# How can cryptography be attacked?
If you are trying to figure out a secret message (or a password), there are several ways to try to figure out 
the key.

## Brute Force Attacks
> A **brute force** attack is an approach where you try every possible key.

Brute force attacks can be effective if keys are small, or if it is not the case every character in the ciphertext depends on all of the 
bits of the key.

So, for example, if your password (e.g., an ATM pin) is composed of 4 decimal digits, it is relatively easy to 
generate all possible passwords.

How many such passwords are there?
The code below shows how to generate all such passwords.



In [None]:
# Compute the number of 4 digits passwords
count = 0
for i in range(0,10):
    for j in range (0,10):
        for k in range (0,10):
            for l in range (0,10):
                print(str(i)+str(j)+str(k)+str(l))
                count=count+1
print("Total number of 4 digit passwords = "+str(count))

> System administrators recommend long and diverse (in terms of types of characters) to avoid brute force attacks.
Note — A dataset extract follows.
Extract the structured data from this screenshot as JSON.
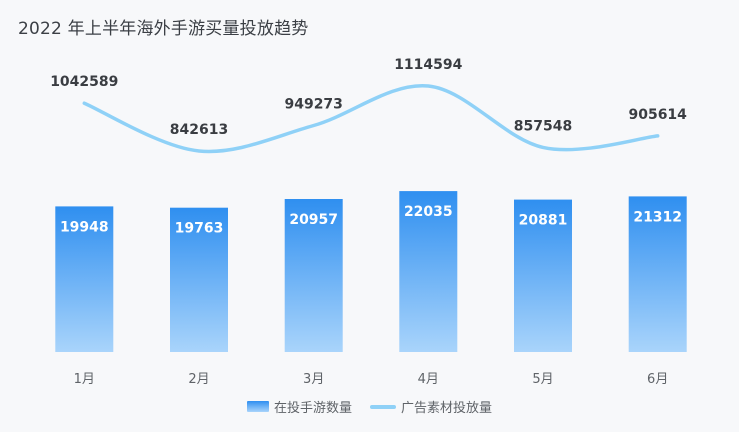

## Dictionary based attacks
Another way to find the key is to assume that the password is composed of one or more words from the dictionary.
A typical English dictionary contains 100,000-170,000 words.    However, the number of common words (and names) is much smaller.    

If a dictionary contains 60,000 words, how many possible passwords formed by one or two words 
from the dictionary are there?

The code below gives the answer.

In [None]:
dictionary_size = 60000
one_word_keys = dictionary_size
two_word_keys = dictionary_size * dictionary_size
print("Total number of keys formed by one or two words from the dictionary = "+str(one_word_keys+two_word_keys))
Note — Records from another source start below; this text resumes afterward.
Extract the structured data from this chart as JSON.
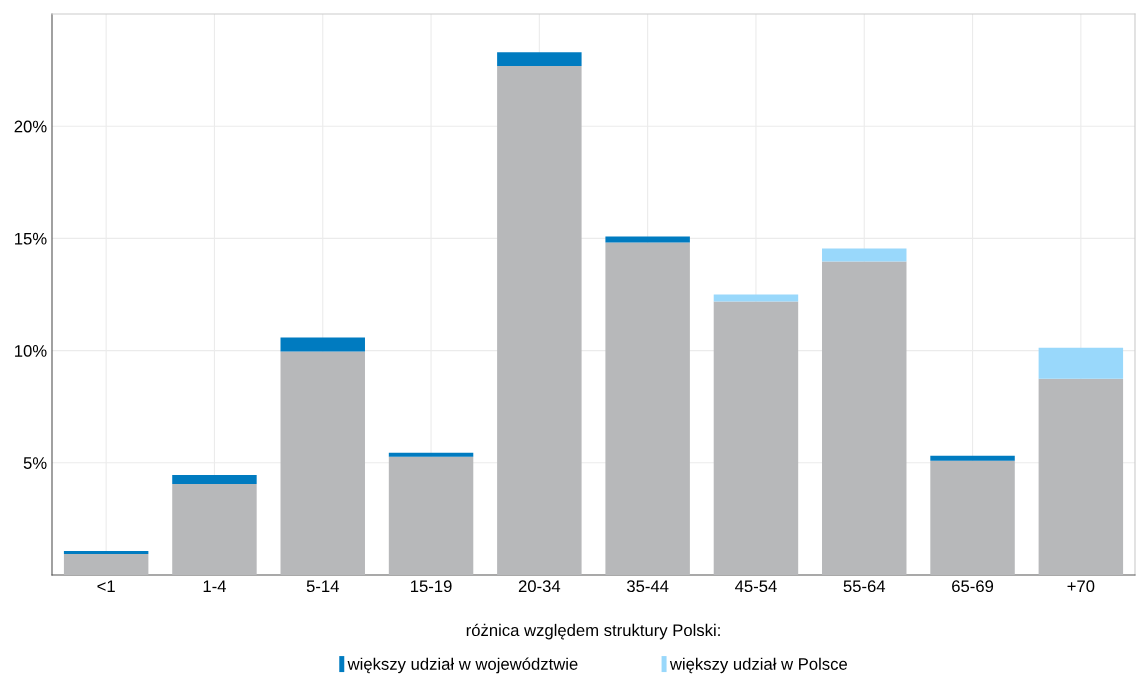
{
  "chart_data": {
    "type": "bar",
    "stacked": true,
    "categories": [
      "<1",
      "1-4",
      "5-14",
      "15-19",
      "20-34",
      "35-44",
      "45-54",
      "55-64",
      "65-69",
      "+70"
    ],
    "series": [
      {
        "color": "#b7b8ba",
        "values": [
          0.94,
          4.06,
          9.96,
          5.27,
          22.68,
          14.82,
          12.19,
          13.97,
          5.09,
          8.75
        ]
      },
      {
        "name": "większy udział w województwie",
        "color": "#007bc0",
        "values": [
          0.13,
          0.4,
          0.62,
          0.18,
          0.62,
          0.27,
          null,
          null,
          0.22,
          null
        ]
      },
      {
        "name": "większy udział w Polsce",
        "color": "#99d8fb",
        "values": [
          null,
          null,
          null,
          null,
          null,
          null,
          0.31,
          0.58,
          null,
          1.38
        ]
      }
    ],
    "ylim": [
      0,
      25
    ],
    "yticks": [
      {
        "value": 5,
        "label": "5%"
      },
      {
        "value": 10,
        "label": "10%"
      },
      {
        "value": 15,
        "label": "15%"
      },
      {
        "value": 20,
        "label": "20%"
      }
    ],
    "grid": true,
    "legend": "bottom",
    "legend_title": "różnica względem struktury Polski:"
  }
}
This is a big number, but a computer can try all of these in a matter of seconds!

## Frequency Analysis
Often, figuring out the key may be hard if we don't know what the answer should be from the result of decrypting the 
*ciphertext*.   However, if we make some assumptions about the data being encrypted, we can make a good guess when we've
found the key.

The general approach is **frequency analysis.**   We can examine the frequency of certain letters and digits in text to
see whether **is close** to what we'd expect from English.

Let's examine a standard English text ... the play "Measure for Measure" from Shakespeare.

We will count the number of vowels (a, e, i, o, u) and spaces in the text, and compute the ratio of these counts to 
the length of the text.    We will store these values in a **vector** that we will use later.


In [None]:
"""
    Count the number of characters in the string X that are either
    c1 or c2
"""
def count_chars(X,c1,c2):
    sum=0
    for i in range(len(X)):
        if (X[i]==c1):
            sum=sum+1
        elif (X[i]==c2):
            sum=sum+1
    return sum

# Count single characters
def count_char(X,c1):
    sum=0
    for i in range(len(X)):
        if (X[i]==c1):
            sum=sum+1
    return sum



f=open("measure.txt")
data=f.read()
c_vec = ['a','e','i','o','u',' ']
char_vector = [count_chars(data,"A","a"),count_chars(data,"E","e"),
               count_chars(data,"I","i"),count_chars(data,"O","o"),
               count_chars(data,"U","u"),count_char(data," "),len(data)]
print(char_vector)
for i in range(len(char_vector)-1):
    print("Frequency for character "+str(c_vec[i])+" = "+str(char_vector[i]/len(data)))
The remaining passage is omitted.